Tunisie: L’échéance du 23 Octobre 2012, controverse et enjeu

Au-delà des débats et des réactions, par moments très critiques et mêmes houleuses, sur le contenu du projet de Constitution, récemment rendu public, deux principales questions, à grand enjeu et à forte densité de contradiction, se posent avec insistance, à savoir le  problème d’échéance et la démarche à suivre en cas de rejet populaire dudit projet.

 Commençons par la polémique sur les délais impartis

Le 23 Octobre 2012, est-ce une date impérative ou indicative pour boucler le processus de rédaction de la Constitution ? La controverse bat son plein, la porte étant ouverte à tous les scénarii.

 A ce titre, il sied de se référer à l’article 6 du Décret N° 2011-1086 du 3 Août 2011 (convocation du corps électoral pour l’élection de l’Assemblée Nationale Constituante-ANC) dont l’énoncé n’offre aucune marge de manœuvre ou d’interprétation en ce sens qu’il stipule  que “l’Assemblée Nationale Constituante se charge d’élaborer la Constitution dans un délai maximum d’un an à compter de la date de l’élection“, soit le 23 octobre 2012. Aux termes du texte de loi précité, cette date butoir ne pourrait en aucun cas être remise en cause, et par là, constitue une ligne rouge.

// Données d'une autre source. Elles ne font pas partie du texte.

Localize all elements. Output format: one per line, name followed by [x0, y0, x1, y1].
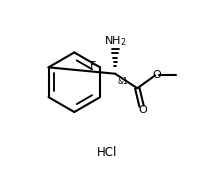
Text: O: O: [152, 70, 161, 80]
Text: &1: &1: [118, 77, 129, 86]
Text: O: O: [138, 105, 147, 115]
Text: NH$_2$: NH$_2$: [104, 34, 126, 48]
Text: F: F: [90, 61, 96, 71]
Text: HCl: HCl: [97, 145, 118, 158]
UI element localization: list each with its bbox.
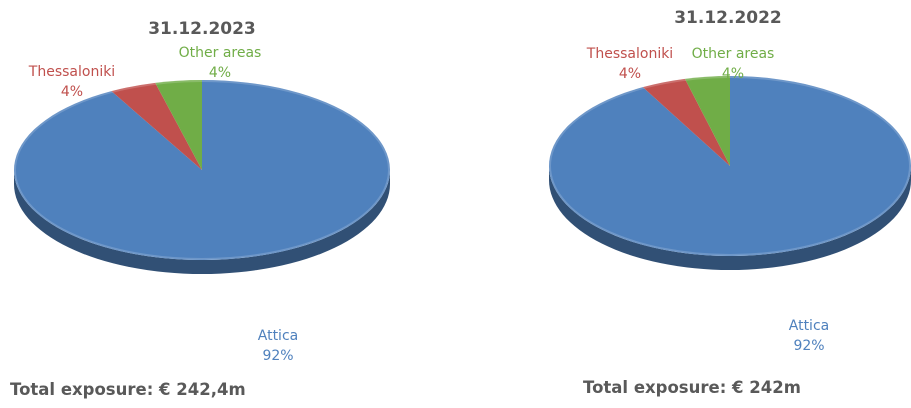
data-label-category: Thessaloniki [28,64,115,80]
data-label-category: Attica [789,318,829,334]
pie-slice-other-areas [684,76,730,166]
pie-chart-2023: 31.12.2023 Attica 92% Thessaloniki 4% Other a… [10,19,391,399]
pie-slice-side-attica [549,166,911,270]
data-label-value: 92% [262,348,293,364]
total-exposure-caption: Total exposure: € 242m [583,378,801,397]
data-label-value: 4% [209,65,231,81]
pie-slice-thessaloniki [642,78,730,166]
data-label-category: Other areas [179,45,262,61]
pie-slice-attica [549,76,911,256]
pie-chart-2022: 31.12.2022 Attica 92% Thessaloniki 4% Other a… [549,8,911,397]
pie-slice-thessaloniki [111,82,202,170]
pie-rim-highlight [549,76,911,256]
data-label-category: Attica [258,328,298,344]
chart-title: 31.12.2023 [148,19,256,39]
data-label-category: Other areas [692,46,775,62]
pie-slice-other-areas [155,80,202,170]
pie-slice-side-attica [14,170,390,274]
data-label-value: 4% [619,66,641,82]
total-exposure-caption: Total exposure: € 242,4m [10,380,246,399]
pie-rim-highlight [14,80,390,260]
chart-title: 31.12.2022 [674,8,782,28]
data-label-category: Thessaloniki [586,46,673,62]
data-label-value: 92% [793,338,824,354]
data-label-value: 4% [61,84,83,100]
data-label-value: 4% [722,66,744,82]
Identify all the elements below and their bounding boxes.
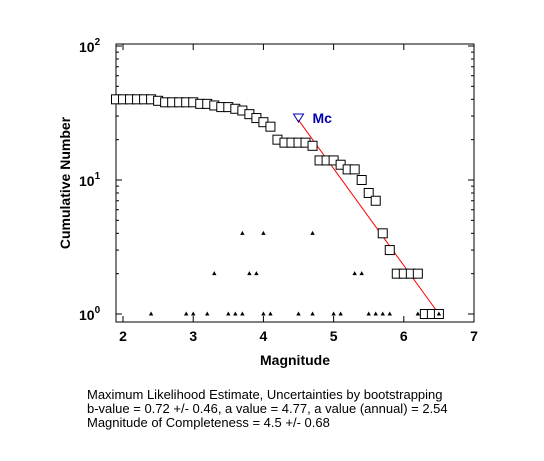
data-point-square — [412, 268, 423, 279]
x-tick-label: 5 — [330, 328, 338, 344]
data-point-triangle — [226, 311, 231, 316]
data-point-square — [265, 121, 276, 132]
data-point-triangle — [233, 311, 238, 316]
marks: Mc — [111, 94, 444, 319]
data-point-square — [356, 175, 367, 185]
data-point-triangle — [205, 311, 210, 316]
x-tick-label: 3 — [189, 328, 197, 344]
data-point-triangle — [436, 311, 442, 316]
x-tick-label: 6 — [400, 328, 408, 344]
y-axis-label: Cumulative Number — [57, 116, 73, 249]
data-point-triangle — [261, 230, 266, 235]
data-point-square — [384, 245, 395, 256]
data-point-triangle — [310, 230, 315, 235]
data-point-square — [363, 187, 374, 198]
data-point-triangle — [331, 311, 336, 316]
data-point-triangle — [366, 311, 371, 316]
mc-label: Mc — [313, 110, 333, 126]
data-point-square — [370, 195, 381, 206]
caption-line-1: Maximum Likelihood Estimate, Uncertainti… — [87, 387, 443, 402]
data-point-triangle — [191, 311, 196, 316]
data-point-square — [377, 228, 388, 239]
y-tick-label: 102 — [79, 37, 101, 55]
data-point-triangle — [268, 311, 273, 316]
data-point-square — [307, 140, 318, 151]
x-axis-label: Magnitude — [260, 352, 330, 368]
data-point-triangle — [261, 311, 266, 316]
data-point-triangle — [240, 230, 245, 235]
plot-frame — [115, 43, 475, 323]
data-point-square — [349, 164, 360, 175]
caption-line-3: Magnitude of Completeness = 4.5 +/- 0.68 — [87, 415, 330, 430]
data-point-triangle — [359, 271, 364, 276]
y-tick-label: 100 — [79, 305, 101, 323]
data-point-triangle — [254, 271, 259, 276]
data-point-triangle — [183, 311, 189, 316]
caption: Maximum Likelihood Estimate, Uncertainti… — [87, 388, 448, 430]
axes: 2 3 4 5 6 7 100 101 102 — [79, 37, 478, 344]
caption-line-2: b-value = 0.72 +/- 0.46, a value = 4.77,… — [87, 401, 448, 416]
data-point-triangle — [247, 271, 252, 276]
data-point-triangle — [373, 311, 378, 316]
x-tick-label: 2 — [119, 328, 127, 344]
data-point-triangle — [240, 311, 245, 316]
y-tick-label: 101 — [79, 171, 101, 189]
x-tick-label: 4 — [260, 328, 268, 344]
data-point-triangle — [415, 311, 421, 316]
data-point-triangle — [212, 271, 217, 276]
data-point-triangle — [338, 311, 343, 316]
chart: 2 3 4 5 6 7 100 101 102 Mc Magnitude Cumulative … — [57, 37, 478, 368]
data-point-triangle — [148, 311, 154, 316]
data-point-triangle — [310, 311, 315, 316]
data-point-triangle — [352, 271, 357, 276]
fit-line — [298, 119, 440, 315]
mc-marker-icon — [292, 113, 305, 123]
data-point-triangle — [296, 311, 301, 316]
x-tick-label: 7 — [470, 328, 478, 344]
data-point-triangle — [387, 311, 392, 316]
data-point-triangle — [380, 311, 385, 316]
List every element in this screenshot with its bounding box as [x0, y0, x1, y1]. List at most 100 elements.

Dans la foulée, un autre document, d’ordre plutôt politique, a été scellé le 15 septembre 2011, à savoir, la “Déclaration du processus transitoire”  aux termes de laquelle les partis politiques signataires s’étaient engagés, en vertu de l’aliéna 3, à achever les travaux de la Constituante dans un délai n’excédant pas une année à compter de la date des élections à l’ANC, soit au maximum le 23 Octobre 2012.Etant signalé que le CPR n’a pas paraphé ladite Déclaration. Cette Déclaration constitue un contrat de confiance entre les parties politiques et la population car basé sur un  fort serment moral et non moins engagement politique. S’en délier, pour une raison ou une autre, risque de faire rompre ce contrat de confiance.

Cependant, certaines voix s’élèvent ci et là pour faire le lit d’un report de l’échéance convenue, arguant le retard pris dans les travaux et l’agenda surchargé de l’ANC, outre des dessous politiques et des considérations électorales inavoués. D’autres arguments, plus juridiques, liés à la hiérarchie des textes législatifs, ont été avancés à ce propos selon lesquels le Décret N° 2011-1086 ci-dessus mentionné est incompatible avec la Loi sur l’organisation provisoire des pouvoirs publics dont le texte, qui est de rang supérieur, n’énonce aucune échéance, et, à ce titre, est tacitement tombé par conséquent en désuétude. Pour d’autres observateurs, la légitimité de l’ANC ne peut être remise en cause après le 23 Octobre 2012 dans la mesure où l’autorité de l’ANC supplante celle de l’Exécutif, assimilant toute revendication de dissoudre l’ANC à un putsch contre la légitimité.

Il est tout aussi paradoxal de relever que, dans ce débat plutôt controversé, la Troïka ne brille pas par son homogénéité et semble divisée, du moins désarticulée, à ce sujet dès lors que chacun développe son propre point de vue sur les éventuelles nouvelles dates. D’aucuns soupçonnent que derrière cette volonté d’éterniser le débat se faufilent des manœuvres dilatoires sciemment ordonnées pour rester au pouvoir aussi  longtemps que possible, au mépris de l’intérêt national.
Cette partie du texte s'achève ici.